Le lien entre l’eau, l’énergie et l’adaptation au changement climatique est indéniable, et il devient de plus en plus prioritaire de répondre au défi de la gestion de l’eau. Pour nous, SOLLAGUA n’est pas un projet comme les autres, mais plutôt une occasion de contribuer à résoudre un problème très complexe : comment garantir l’accès à l’eau dans des territoires soumis au stress hydrique grâce à des solutions naturelles, à l’innovation technologique et réglementaire et à la coopération internationale.
Quelle est la mission de Funseam dans le projet SOLLAGUA ?
Le rôle de Funseam dans SOLLAGUA n’est pas de développer directement les infrastructures de réutilisation de l’eau, mais d’apporter une expertise spécialisée dans les domaines de l’innovation, de la réglementation et des liens entre l’énergie et l’eau. Dans ces domaines, notre contribution est particulièrement axée sur le rôle que peuvent jouer les living labs en tant qu’outil d’innovation et sur celui de l’administration publique, à travers la commande publique durable et innovante, dans le déploiement et la mise en œuvre de toutes ces solutions fondées sur la nature.
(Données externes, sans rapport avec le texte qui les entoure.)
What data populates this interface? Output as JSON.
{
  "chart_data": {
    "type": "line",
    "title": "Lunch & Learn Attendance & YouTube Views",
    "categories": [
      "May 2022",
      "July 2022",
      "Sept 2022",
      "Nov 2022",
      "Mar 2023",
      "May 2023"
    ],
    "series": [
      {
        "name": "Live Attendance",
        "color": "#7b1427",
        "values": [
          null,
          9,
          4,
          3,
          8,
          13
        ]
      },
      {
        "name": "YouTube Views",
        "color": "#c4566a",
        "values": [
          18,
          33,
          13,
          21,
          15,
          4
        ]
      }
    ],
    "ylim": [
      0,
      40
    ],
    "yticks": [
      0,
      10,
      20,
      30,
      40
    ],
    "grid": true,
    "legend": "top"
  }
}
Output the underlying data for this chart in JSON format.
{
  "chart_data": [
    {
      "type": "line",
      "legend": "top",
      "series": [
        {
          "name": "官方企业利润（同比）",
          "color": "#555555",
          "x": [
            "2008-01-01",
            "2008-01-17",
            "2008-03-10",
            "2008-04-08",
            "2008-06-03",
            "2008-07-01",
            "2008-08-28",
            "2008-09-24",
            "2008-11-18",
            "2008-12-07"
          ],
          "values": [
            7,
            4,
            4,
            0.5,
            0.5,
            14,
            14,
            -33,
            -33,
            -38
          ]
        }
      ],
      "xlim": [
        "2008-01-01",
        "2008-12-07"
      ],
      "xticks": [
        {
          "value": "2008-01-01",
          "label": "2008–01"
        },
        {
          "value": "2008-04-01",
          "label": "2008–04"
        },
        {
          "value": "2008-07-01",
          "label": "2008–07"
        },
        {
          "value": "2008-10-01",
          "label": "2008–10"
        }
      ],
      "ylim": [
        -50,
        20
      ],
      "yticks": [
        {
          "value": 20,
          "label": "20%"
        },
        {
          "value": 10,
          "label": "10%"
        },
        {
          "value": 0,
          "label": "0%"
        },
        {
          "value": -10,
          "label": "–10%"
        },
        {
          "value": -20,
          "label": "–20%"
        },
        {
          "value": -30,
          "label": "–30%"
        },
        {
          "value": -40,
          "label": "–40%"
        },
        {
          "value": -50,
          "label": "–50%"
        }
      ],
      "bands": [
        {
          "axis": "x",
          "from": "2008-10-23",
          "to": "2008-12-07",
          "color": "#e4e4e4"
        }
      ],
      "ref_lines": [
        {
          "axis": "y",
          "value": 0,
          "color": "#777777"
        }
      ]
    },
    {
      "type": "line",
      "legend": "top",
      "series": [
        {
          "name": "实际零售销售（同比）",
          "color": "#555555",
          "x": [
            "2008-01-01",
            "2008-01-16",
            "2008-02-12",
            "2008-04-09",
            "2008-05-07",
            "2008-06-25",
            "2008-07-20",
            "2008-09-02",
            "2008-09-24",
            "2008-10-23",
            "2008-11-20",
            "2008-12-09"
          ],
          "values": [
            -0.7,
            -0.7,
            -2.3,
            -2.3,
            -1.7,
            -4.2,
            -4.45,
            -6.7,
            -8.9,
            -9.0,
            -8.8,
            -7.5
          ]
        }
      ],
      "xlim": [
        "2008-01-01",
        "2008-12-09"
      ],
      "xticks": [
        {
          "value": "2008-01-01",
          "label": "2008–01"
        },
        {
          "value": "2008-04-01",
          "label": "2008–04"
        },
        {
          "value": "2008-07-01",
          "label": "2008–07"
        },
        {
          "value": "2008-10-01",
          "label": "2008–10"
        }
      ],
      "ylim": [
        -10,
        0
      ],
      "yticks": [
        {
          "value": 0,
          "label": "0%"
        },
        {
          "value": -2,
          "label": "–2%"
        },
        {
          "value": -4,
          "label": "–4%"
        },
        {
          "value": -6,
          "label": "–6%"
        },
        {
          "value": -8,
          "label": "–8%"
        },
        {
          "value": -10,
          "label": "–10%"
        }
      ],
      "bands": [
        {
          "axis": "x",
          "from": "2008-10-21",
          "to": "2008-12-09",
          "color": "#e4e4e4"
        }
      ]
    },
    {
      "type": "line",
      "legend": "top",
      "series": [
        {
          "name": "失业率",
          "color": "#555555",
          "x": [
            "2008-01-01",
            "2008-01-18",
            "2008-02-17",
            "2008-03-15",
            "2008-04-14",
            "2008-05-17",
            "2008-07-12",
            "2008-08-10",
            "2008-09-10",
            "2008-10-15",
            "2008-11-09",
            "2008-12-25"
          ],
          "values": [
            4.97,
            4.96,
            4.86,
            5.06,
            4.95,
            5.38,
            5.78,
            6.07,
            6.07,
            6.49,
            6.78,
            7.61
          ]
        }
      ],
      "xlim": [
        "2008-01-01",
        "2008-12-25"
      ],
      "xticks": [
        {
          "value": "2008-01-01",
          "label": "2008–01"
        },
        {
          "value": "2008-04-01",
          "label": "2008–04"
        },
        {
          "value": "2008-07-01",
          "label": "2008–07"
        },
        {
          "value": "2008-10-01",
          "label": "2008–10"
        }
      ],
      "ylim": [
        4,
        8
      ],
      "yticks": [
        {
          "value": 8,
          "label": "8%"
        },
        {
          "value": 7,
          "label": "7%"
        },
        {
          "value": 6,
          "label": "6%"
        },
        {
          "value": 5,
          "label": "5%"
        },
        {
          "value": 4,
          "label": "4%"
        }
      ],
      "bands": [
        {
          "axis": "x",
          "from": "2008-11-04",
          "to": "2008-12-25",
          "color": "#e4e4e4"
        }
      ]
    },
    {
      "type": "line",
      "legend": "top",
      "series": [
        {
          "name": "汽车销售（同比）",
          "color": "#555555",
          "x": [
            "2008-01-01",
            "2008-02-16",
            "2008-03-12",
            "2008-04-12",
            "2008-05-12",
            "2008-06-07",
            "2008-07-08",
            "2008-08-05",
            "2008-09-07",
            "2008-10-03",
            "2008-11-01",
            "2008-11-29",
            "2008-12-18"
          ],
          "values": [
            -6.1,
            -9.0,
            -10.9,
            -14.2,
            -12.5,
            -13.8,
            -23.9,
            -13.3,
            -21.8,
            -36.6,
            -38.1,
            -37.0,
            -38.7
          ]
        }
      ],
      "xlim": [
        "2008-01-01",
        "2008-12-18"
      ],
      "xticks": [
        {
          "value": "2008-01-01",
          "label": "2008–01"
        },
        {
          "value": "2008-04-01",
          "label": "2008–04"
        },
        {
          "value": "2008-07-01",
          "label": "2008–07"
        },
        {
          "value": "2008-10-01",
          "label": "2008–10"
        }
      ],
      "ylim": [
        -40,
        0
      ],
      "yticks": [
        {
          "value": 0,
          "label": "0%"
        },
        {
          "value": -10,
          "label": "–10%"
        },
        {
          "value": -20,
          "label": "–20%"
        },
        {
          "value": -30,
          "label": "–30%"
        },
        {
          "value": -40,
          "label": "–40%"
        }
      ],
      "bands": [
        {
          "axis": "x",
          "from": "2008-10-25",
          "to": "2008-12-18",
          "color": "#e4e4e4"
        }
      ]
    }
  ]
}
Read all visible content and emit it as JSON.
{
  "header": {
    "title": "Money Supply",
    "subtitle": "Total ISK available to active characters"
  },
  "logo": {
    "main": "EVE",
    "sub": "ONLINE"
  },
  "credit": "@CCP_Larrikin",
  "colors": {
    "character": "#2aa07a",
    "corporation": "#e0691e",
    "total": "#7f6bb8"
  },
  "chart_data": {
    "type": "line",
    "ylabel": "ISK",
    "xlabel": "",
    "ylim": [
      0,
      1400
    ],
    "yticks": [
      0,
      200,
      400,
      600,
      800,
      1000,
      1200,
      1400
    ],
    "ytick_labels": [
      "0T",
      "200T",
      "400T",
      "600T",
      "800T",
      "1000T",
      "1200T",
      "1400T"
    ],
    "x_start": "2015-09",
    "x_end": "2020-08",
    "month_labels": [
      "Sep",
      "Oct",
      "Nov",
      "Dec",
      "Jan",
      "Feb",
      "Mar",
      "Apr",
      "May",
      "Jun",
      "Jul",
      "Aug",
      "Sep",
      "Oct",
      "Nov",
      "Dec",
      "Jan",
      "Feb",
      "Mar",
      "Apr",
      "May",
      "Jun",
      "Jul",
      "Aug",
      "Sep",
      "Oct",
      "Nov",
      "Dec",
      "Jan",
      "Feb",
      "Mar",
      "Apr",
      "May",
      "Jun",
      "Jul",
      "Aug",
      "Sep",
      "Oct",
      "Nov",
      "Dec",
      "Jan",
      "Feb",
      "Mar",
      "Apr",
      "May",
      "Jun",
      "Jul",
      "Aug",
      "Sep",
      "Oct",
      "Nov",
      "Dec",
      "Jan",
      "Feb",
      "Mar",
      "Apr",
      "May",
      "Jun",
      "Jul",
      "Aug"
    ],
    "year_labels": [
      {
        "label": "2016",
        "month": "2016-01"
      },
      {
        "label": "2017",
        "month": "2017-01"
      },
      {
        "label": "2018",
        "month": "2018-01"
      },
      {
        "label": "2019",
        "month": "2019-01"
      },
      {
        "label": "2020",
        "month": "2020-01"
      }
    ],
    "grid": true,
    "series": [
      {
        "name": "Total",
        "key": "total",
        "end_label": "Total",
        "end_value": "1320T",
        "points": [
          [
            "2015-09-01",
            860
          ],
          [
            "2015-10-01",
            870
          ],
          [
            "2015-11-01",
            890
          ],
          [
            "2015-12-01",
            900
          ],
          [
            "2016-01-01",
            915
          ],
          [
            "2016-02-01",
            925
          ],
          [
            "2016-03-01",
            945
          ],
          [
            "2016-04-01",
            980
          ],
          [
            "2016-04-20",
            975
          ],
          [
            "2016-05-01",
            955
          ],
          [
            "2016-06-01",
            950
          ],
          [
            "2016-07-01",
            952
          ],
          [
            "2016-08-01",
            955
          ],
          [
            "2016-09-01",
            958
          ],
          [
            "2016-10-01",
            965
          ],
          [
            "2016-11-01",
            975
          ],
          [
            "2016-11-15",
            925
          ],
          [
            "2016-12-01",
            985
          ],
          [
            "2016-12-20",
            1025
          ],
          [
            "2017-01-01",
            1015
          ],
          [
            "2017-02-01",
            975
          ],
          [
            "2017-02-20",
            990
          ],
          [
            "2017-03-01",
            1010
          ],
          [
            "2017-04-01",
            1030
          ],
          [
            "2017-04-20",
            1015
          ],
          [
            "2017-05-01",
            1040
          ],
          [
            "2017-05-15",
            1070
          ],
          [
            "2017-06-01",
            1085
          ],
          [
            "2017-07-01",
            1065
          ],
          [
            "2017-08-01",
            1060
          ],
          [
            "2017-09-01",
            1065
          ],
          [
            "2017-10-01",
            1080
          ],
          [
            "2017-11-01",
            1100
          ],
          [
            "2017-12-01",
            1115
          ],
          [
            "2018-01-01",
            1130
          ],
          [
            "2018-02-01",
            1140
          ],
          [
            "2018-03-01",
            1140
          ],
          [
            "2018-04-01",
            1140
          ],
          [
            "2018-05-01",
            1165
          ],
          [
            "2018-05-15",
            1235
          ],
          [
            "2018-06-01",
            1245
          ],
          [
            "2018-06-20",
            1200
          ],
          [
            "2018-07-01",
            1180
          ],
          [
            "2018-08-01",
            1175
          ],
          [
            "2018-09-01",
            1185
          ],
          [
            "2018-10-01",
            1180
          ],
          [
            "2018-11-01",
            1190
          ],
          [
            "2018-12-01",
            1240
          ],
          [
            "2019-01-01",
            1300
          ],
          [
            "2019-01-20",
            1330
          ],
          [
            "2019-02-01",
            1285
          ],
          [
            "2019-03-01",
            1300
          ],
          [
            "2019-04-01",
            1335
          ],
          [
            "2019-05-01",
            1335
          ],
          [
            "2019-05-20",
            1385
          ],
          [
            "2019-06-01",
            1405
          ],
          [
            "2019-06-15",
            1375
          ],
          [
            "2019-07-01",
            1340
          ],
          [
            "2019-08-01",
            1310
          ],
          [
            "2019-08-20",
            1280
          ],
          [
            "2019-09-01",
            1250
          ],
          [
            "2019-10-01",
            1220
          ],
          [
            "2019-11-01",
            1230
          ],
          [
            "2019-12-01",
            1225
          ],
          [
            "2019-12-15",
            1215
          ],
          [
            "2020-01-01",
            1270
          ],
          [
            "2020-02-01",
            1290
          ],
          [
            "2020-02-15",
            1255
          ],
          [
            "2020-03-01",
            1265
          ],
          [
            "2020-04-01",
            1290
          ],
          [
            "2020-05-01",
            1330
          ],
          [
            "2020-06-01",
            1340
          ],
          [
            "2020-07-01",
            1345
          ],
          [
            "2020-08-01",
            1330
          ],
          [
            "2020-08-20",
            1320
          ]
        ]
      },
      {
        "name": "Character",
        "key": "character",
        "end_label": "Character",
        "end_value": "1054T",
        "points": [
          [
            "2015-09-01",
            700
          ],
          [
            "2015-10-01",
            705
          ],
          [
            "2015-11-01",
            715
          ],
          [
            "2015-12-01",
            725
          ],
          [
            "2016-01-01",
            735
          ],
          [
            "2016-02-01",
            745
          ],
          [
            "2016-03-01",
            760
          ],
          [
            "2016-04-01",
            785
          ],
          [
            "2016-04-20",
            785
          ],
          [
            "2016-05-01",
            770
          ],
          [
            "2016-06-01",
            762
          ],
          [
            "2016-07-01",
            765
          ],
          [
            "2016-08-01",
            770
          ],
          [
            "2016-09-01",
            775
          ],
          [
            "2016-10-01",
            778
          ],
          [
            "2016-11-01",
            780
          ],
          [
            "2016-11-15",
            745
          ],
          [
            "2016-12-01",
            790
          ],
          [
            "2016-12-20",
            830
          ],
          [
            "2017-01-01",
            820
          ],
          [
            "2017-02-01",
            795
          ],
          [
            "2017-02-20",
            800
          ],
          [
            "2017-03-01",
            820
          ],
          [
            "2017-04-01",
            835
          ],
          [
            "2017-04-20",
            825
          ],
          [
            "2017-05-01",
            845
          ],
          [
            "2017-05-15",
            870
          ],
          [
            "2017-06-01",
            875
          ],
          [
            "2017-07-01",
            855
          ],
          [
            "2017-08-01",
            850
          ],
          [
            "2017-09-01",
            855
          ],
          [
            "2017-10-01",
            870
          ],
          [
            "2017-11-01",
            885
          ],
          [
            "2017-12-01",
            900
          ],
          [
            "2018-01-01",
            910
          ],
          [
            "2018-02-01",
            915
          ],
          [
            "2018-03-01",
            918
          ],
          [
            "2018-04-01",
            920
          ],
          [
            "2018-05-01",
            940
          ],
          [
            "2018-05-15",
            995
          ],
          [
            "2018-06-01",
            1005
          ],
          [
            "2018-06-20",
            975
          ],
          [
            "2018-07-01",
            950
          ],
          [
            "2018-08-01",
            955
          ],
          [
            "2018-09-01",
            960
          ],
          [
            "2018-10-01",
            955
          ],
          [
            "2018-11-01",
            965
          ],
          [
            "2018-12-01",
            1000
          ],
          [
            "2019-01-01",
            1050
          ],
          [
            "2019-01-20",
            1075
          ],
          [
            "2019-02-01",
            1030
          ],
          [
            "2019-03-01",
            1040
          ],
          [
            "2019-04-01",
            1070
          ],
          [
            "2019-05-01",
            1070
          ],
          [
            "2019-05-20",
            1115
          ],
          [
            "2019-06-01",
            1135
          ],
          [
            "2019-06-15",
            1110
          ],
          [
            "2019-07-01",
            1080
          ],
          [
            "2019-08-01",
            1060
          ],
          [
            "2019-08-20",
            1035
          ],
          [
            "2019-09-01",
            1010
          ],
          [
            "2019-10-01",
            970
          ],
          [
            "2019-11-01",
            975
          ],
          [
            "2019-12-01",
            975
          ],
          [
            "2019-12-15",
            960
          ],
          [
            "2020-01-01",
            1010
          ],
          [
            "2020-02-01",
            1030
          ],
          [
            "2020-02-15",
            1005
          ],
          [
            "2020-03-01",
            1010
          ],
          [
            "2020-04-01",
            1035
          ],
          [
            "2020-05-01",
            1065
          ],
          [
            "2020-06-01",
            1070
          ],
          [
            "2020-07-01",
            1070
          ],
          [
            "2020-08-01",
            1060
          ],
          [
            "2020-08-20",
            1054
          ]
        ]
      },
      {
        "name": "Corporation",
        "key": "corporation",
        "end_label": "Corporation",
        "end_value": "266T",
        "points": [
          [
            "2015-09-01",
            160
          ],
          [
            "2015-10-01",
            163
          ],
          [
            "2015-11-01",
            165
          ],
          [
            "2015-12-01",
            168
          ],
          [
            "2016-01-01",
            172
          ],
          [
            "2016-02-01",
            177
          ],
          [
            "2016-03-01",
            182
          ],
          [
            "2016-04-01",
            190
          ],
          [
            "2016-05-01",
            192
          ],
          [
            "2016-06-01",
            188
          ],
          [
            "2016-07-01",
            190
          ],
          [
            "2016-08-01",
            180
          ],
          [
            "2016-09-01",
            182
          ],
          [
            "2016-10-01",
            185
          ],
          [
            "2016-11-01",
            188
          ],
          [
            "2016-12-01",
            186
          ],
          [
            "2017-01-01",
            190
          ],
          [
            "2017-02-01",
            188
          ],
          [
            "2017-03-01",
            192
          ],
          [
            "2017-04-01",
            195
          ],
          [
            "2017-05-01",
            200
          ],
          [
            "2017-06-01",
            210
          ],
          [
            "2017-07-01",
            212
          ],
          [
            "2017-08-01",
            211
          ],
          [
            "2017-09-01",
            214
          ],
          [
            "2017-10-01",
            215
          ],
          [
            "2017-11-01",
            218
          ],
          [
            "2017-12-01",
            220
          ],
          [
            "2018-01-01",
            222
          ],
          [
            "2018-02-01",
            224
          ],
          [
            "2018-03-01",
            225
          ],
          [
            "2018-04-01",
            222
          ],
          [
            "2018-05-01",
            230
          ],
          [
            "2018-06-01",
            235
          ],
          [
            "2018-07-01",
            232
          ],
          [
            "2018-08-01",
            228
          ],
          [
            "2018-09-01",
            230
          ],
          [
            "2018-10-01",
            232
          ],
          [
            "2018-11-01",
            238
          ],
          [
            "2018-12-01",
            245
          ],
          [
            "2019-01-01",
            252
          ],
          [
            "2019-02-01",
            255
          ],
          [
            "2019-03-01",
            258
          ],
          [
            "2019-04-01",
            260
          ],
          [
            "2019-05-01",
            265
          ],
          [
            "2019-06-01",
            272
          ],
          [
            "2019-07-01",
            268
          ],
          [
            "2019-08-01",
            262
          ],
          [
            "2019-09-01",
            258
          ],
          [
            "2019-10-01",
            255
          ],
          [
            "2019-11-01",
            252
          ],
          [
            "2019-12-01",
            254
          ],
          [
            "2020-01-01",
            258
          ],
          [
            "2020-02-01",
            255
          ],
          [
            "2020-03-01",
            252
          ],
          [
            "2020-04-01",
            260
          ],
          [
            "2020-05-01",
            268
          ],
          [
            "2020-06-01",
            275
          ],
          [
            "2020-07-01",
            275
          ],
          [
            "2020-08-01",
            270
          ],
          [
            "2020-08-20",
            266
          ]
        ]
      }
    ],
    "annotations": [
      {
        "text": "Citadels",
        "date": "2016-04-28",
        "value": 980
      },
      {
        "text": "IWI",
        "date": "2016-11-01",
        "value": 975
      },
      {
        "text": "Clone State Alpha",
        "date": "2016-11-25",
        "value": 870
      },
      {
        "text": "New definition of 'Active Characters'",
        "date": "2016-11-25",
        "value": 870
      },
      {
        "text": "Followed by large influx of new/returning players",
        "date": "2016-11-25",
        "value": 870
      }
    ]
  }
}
Sur quoi travaillez-vous actuellement ?
Comme je l’indiquais précédemment, nous nous concentrons actuellement sur deux domaines : la définition d’un plan d’action permettant de développer la stratégie associée aux living labs et l’identification des outils permettant de promouvoir la commande publique durable et innovante. Le premier domaine est essentiel, car il fait le lien entre l’expérimentation et la mise en œuvre concrète.
Quels sont les principaux défis à l’heure actuelle ?
Les deux domaines de recherche que nous développons chez Funseam partagent sans aucun doute un défi fondamental : transformer l’innovation en solutions réellement mises en œuvre sur le terrain. Pour y parvenir, il est nécessaire d’assurer une collaboration efficace entre les administrations, les entreprises, les chercheurs et les utilisateurs, de surmonter les obstacles réglementaires, de démontrer la viabilité technique, économique et environnementale des solutions proposées et de donner aux responsables publics les moyens d’intégrer des critères de durabilité et d’innovation dans les processus de passation des marchés. La réussite du projet dépendra non seulement de la qualité des technologies de réutilisation de l’eau, mais aussi de la capacité à créer un consensus, à réduire l’incertitude, à mobiliser des investissements et à élaborer des modèles reproductibles permettant une gestion de l’eau plus résiliente et plus durable face au changement climatique.
Quelles sont les principales conclusions à ce jour ?
Deux conclusions très claires se dégagent. Dans le premier domaine de travail et de recherche, il faut souligner qu’un living lab peut générer des idées, recueillir des données et mobiliser les acteurs locaux, mais que, sans plan d’action concret, il est difficile de transformer ces connaissances en changements durables, et c’est précisément là que réside son importance. Dans le second domaine, la principale conclusion est sans aucun doute qu’une bonne commande publique ne consiste pas seulement à sélectionner une procédure admissible, mais à constituer un dossier utile, juridiquement clair, techniquement mature et orienté vers des résultats vérifiables. C’est la condition pour que la commande publique devienne véritablement un levier de durabilité, de résilience et de mise en œuvre effective.
Selon vous, quelle sera la contribution de SOLLAGUA, une fois le projet achevé, sur les plans scientifique, social et économique ?
À court terme, les résultats attendus de SOLLAGUA comprennent la mise en œuvre de projets pilotes qui démontrent la viabilité technique de ces solutions fondées sur la nature, mais ils vont plus loin. Le projet vise à démontrer qu’il est possible de mettre en place, dans les zones rurales, un nouveau modèle de gestion de l’eau plus résilient, circulaire et adapté au changement climatique, avec les bénéfices sociaux, économiques et environnementaux qui en découlent, tout en développant des outils utiles et susceptibles de servir de référence à de futurs projets dans ce domaine si important.